From AI to IA
Engelbart founded the precursor to the Augmentation Research Center at Stanford the same year that mathematician John McCarthy established the Stanford Artificial Intelligence Laboratory. While McCarthy began the long climb toward artificial intelligence (he's the man who actually coined the term), Engelbart sought to use computers and computer networks to improve human productivity and expand access to information, a process known as intelligence augmentation (IA) [sources: Caruso; Markoff; Markoff].
Science fiction authors have long explored lowering the barriers between human and machine in examples ranging from plugs that "jack" directly into virtual worlds of data, to "cyberbrains" -- surgically implanted computer cores linked to the worldwide network of information. But we need not go so far to imagine the ways that networked computers can change our lives. Search engines, especially Google, already provide instant access to global information (however dubious its source). Smartphones let users mine advice and opinions from the online community on the fly and will soon provide augmented reality.

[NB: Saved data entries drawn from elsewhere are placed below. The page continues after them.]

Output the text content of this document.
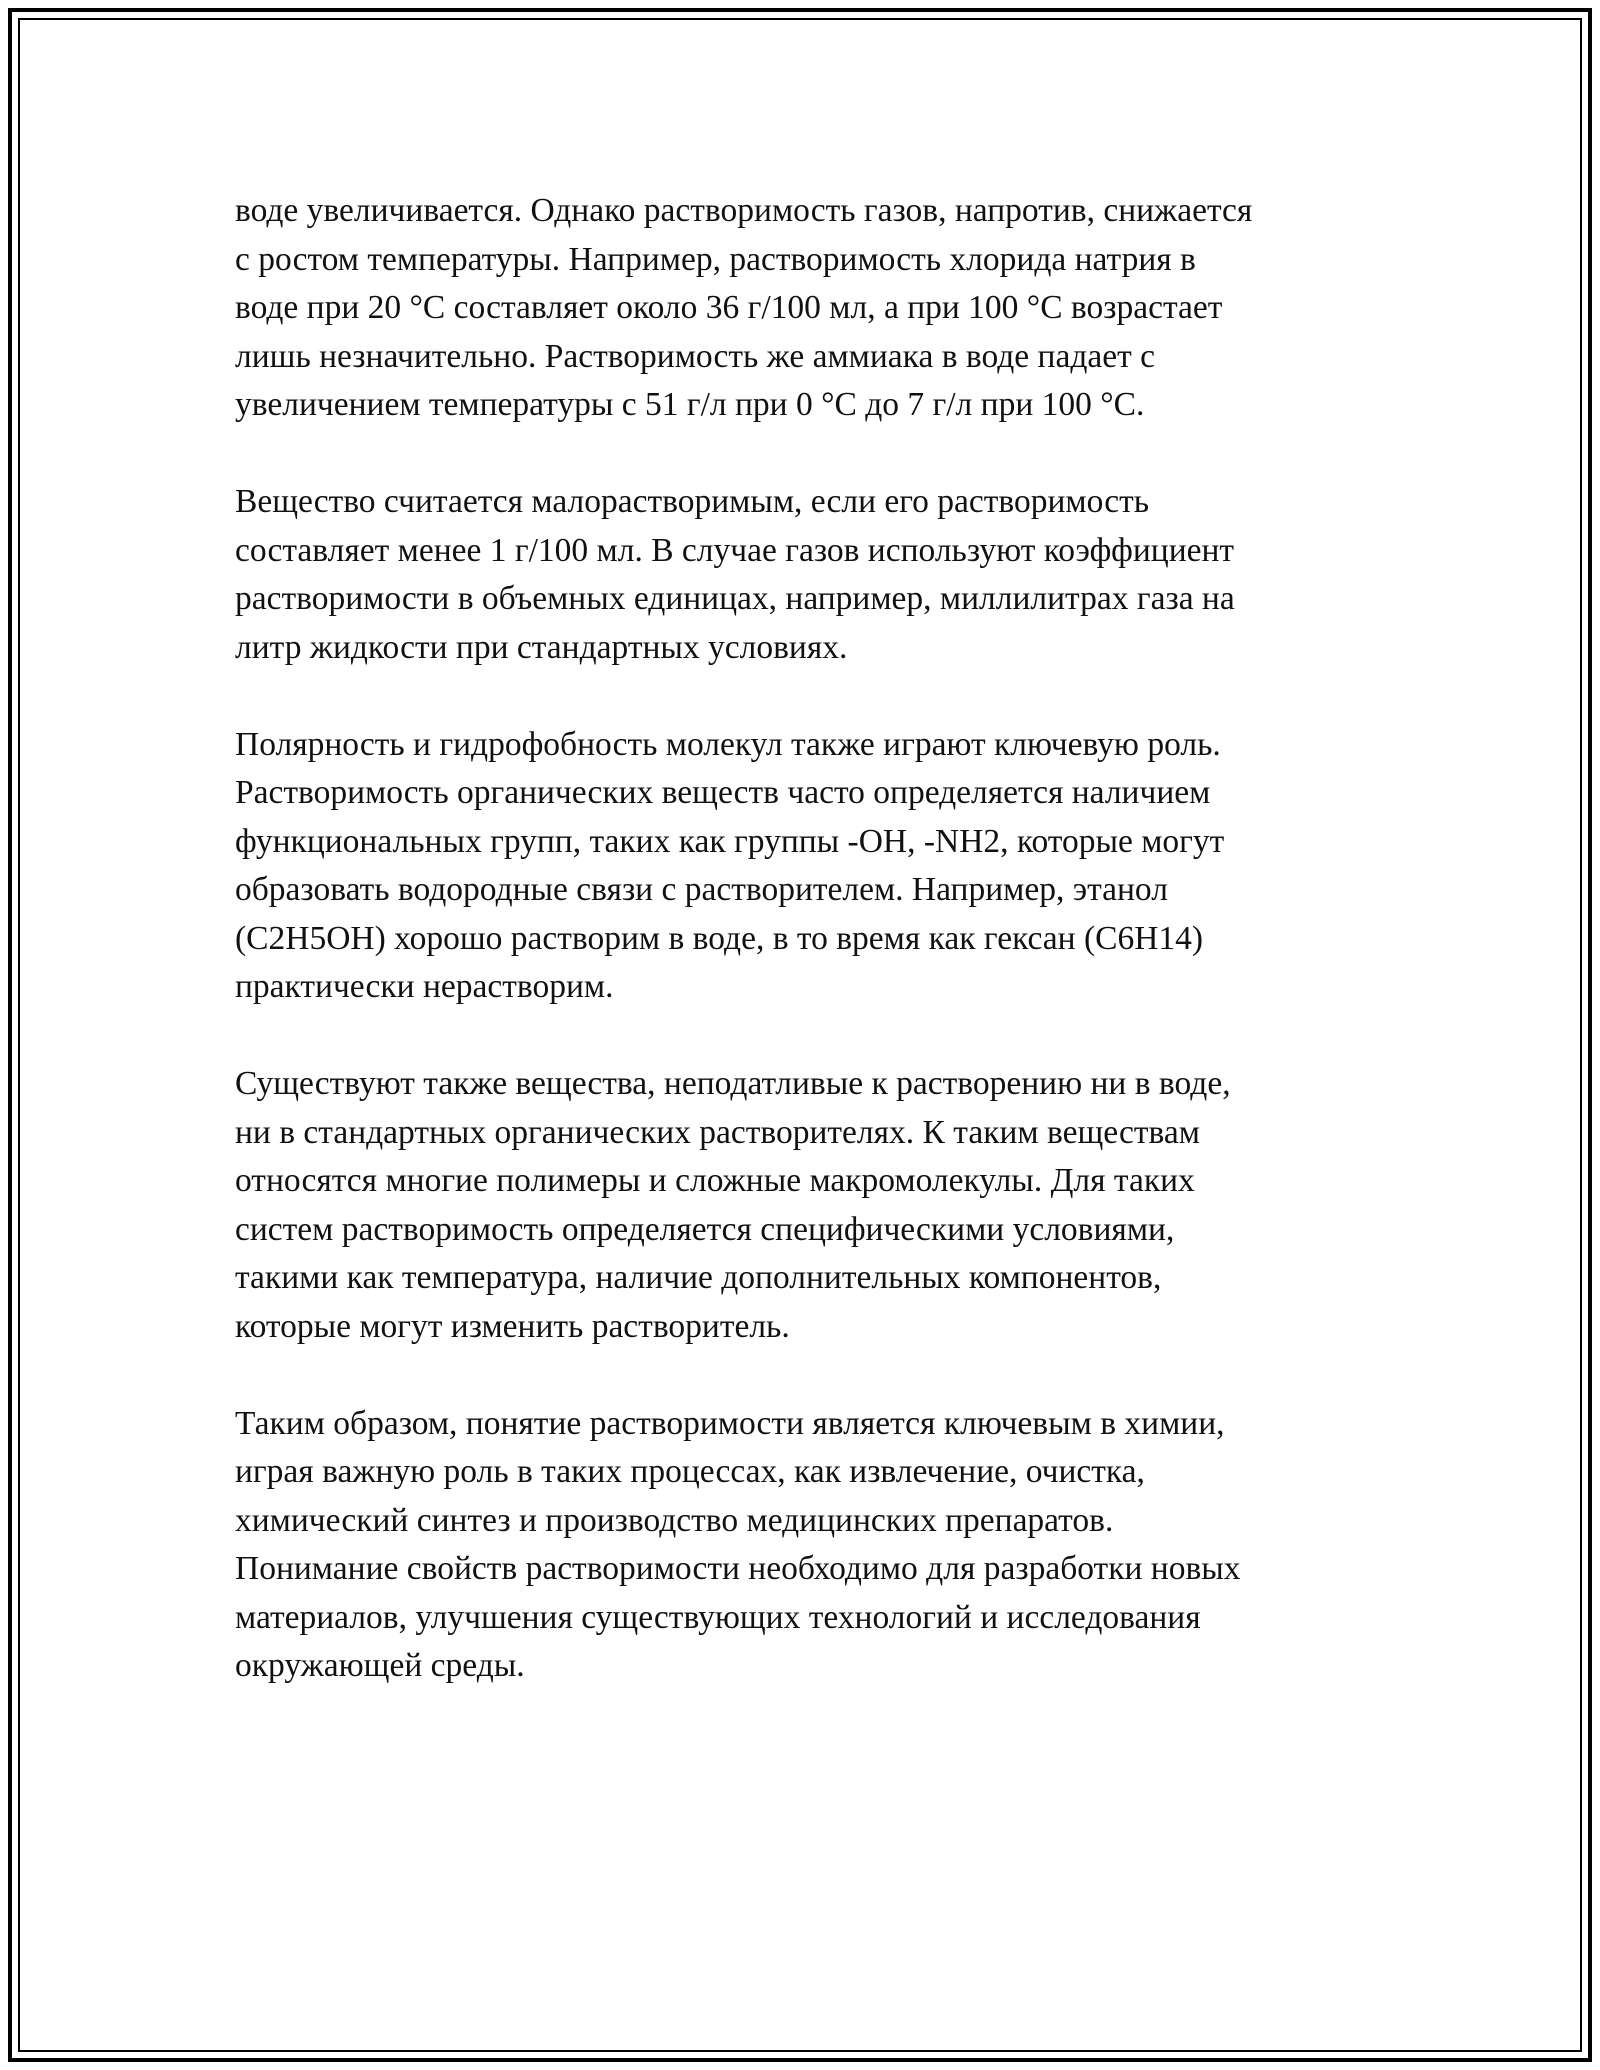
воде увеличивается. Однако растворимость газов, напротив, снижается
с ростом температуры. Например, растворимость хлорида натрия в
воде при 20 °C составляет около 36 г/100 мл, а при 100 °C возрастает
лишь незначительно. Растворимость же аммиака в воде падает с
увеличением температуры с 51 г/л при 0 °C до 7 г/л при 100 °C.

Вещество считается малорастворимым, если его растворимость
составляет менее 1 г/100 мл. В случае газов используют коэффициент
растворимости в объемных единицах, например, миллилитрах газа на
литр жидкости при стандартных условиях.

Полярность и гидрофобность молекул также играют ключевую роль.
Растворимость органических веществ часто определяется наличием
функциональных групп, таких как группы -OH, -NH2, которые могут
образовать водородные связи с растворителем. Например, этанол
(C2H5OH) хорошо растворим в воде, в то время как гексан (C6H14)
практически нерастворим.

Существуют также вещества, неподатливые к растворению ни в воде,
ни в стандартных органических растворителях. К таким веществам
относятся многие полимеры и сложные макромолекулы. Для таких
систем растворимость определяется специфическими условиями,
такими как температура, наличие дополнительных компонентов,
которые могут изменить растворитель.

Таким образом, понятие растворимости является ключевым в химии,
играя важную роль в таких процессах, как извлечение, очистка,
химический синтез и производство медицинских препаратов.
Понимание свойств растворимости необходимо для разработки новых
материалов, улучшения существующих технологий и исследования
окружающей среды.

All of this nibbles somewhat at the edges of the full potential of IA to, as Engelbart put it, "raise our collective IQ" and create "high-performance organizations." The problem, according to Engelbart and his colleagues, is that we lack a true study of the coevolution of people, computers and networks [source: Caruso].
Even as the Internet has evolved to insinuate itself into seemingly every aspect of our daily lives, it has failed to live up to Engelbart's vision of coevolution, of a system in which people could work together in a shared information space that enabled them to improve their work, as well as the process of improvement itself. Groupware -- group collaboration improved through software -- which Engelbart is credited with inventing, represents only the first faltering step in this direction [source: Caruso].
Through crowdsourcing, we begin to see programs that unite human capacities to recognize patterns or solve problems: FoldIt uses a rules-based game that lets visitors help solve protein folding problems; EteRNA lets users design synthetic RNA with potential applications in biology and nanotechnology; and Galaxy Zoo relies on users to classify a million-plus galaxies found by telescopes such as the Sloan Digital Sky Survey. Yet we still have not achieved Engelbart's vision, which he now pursues with his daughter through his nonprofit research organization, the Doug Engelbart Institute [sources: Caruso; DEI].
He'll have a tough row to hoe. Consortiums of businesses, especially ones dependent upon sharing trade secrets, tend to collapse under their own self-interest -- even when sharing would be to their mutual benefit. Still, if there's one thing the Internet Age has taught us, it's that you can't keep a powerful idea down [source: Caruso].
One of the initial ways he envisioned this process involved a coevolution between organizations and their tools that occurred on three levels, which he termed "A, B and C." "A" refers to the work a company does; "B" encompasses efforts to improve how A gets done, and "C" entails improving on B.
Engelbart believed this final level, C, which does not involve trade secrets per se, would be sharable among organizations and improve productivity across the board, but industry remains lukewarm on the idea [sources: Caruso; DEI].